Wearing a blue suit, white shirt and spotted blue tie, the 30-year-old took to the stand at a federal court in Manhattan, accused of using customer deposits to purchase property, make huge political donations, and illegally support his hedge fund Alameda Research.
Asked how he pleaded to eight charges by US district judge Lewis Kaplan, the Californian’s lawyer simply replied “not guilty”.
Two of SBF’s colleagues – Caroline Ellison who headed up Alameda, and FTX co-founder Gary Wang – have already pleaded guilty to civil and criminal charges of conspiracy and fraud. Both have made agreements to fully cooperate with government investigations.
Bankman-Fried was freed on a $250m bond last month following extradition from his home in the Bahamas to his native US.

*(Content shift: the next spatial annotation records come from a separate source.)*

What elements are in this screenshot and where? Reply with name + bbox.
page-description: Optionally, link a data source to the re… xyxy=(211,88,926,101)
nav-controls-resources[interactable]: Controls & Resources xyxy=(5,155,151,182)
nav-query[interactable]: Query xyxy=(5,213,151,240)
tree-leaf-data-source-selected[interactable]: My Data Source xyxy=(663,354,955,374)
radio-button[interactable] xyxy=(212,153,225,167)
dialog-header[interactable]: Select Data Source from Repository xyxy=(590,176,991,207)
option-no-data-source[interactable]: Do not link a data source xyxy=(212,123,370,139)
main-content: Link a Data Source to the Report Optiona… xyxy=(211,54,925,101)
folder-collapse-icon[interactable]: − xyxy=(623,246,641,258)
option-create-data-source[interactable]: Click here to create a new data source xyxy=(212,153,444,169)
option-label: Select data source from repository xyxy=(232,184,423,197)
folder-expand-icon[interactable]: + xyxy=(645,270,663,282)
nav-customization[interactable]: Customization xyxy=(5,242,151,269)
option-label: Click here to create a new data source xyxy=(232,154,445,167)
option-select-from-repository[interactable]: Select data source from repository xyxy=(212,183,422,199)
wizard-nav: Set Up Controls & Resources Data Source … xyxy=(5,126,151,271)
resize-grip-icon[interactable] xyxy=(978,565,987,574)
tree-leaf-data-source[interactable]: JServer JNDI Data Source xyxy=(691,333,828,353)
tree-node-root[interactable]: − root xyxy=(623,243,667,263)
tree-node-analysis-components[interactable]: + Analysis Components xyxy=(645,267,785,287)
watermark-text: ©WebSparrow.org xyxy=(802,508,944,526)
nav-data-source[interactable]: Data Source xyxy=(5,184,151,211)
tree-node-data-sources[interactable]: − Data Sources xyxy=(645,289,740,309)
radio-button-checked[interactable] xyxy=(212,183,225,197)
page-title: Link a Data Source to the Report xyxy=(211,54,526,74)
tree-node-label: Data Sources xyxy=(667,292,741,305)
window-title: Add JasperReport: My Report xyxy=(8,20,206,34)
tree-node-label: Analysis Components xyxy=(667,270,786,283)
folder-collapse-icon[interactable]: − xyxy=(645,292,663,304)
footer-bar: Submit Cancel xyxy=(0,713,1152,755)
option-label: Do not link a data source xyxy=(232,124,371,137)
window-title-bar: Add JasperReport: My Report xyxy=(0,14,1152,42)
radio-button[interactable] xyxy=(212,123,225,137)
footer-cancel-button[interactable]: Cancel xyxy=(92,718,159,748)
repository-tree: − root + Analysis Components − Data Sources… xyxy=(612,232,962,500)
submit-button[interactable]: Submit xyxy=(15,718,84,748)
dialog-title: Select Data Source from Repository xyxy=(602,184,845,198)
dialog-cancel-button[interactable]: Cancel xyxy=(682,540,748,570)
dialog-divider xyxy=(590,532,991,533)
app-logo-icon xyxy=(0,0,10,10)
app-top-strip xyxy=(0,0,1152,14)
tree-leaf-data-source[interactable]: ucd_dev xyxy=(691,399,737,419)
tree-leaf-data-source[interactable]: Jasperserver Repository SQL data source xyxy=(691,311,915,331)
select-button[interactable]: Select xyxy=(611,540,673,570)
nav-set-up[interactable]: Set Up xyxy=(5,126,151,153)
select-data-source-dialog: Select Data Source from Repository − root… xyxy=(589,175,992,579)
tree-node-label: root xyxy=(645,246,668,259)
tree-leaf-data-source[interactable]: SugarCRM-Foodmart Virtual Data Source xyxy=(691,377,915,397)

If convicted of all charges, the Massachusetts Institute of Technology graduate could face a prison sentence adding up to 115 years.
Since 2019 he amassed an eye-watering net worth of $26 billion until a wave of suspicious withdrawals in November exposed a web of serious problems with the FTX platform and its ties to Alameda, leading to the sudden collapse of the massive exchange.
Investor funds evaporated with SBF’s own personal fortune as he appeared on a series of internet interviews apologising for the collapse while claiming he was left with just $100,000 in his bank account.
Earlier today, lawyers representing Bankman-Fried sent a letter to Judge Kaplan asking that the identities of two people who agreed to sign his $250m bond be kept secret, claiming they faced harassment.
Until his court appearance today, he was ordered to stay in his parents’ home in Palo Alto, California, and required to undergo drug and mental health counselling, and refrain from any business transactions that exceed $1,000.
A trial date has been set for October 2 2023.
The defendant faces eight criminal counts, including conspiracy to commit money laundering and wire fraud.
Federal prosecutor Danielle Sassoon told the court she estimated a trial could take four weeks, adding that the government will now turn over many thousands of documents in evidence to defence lawyers.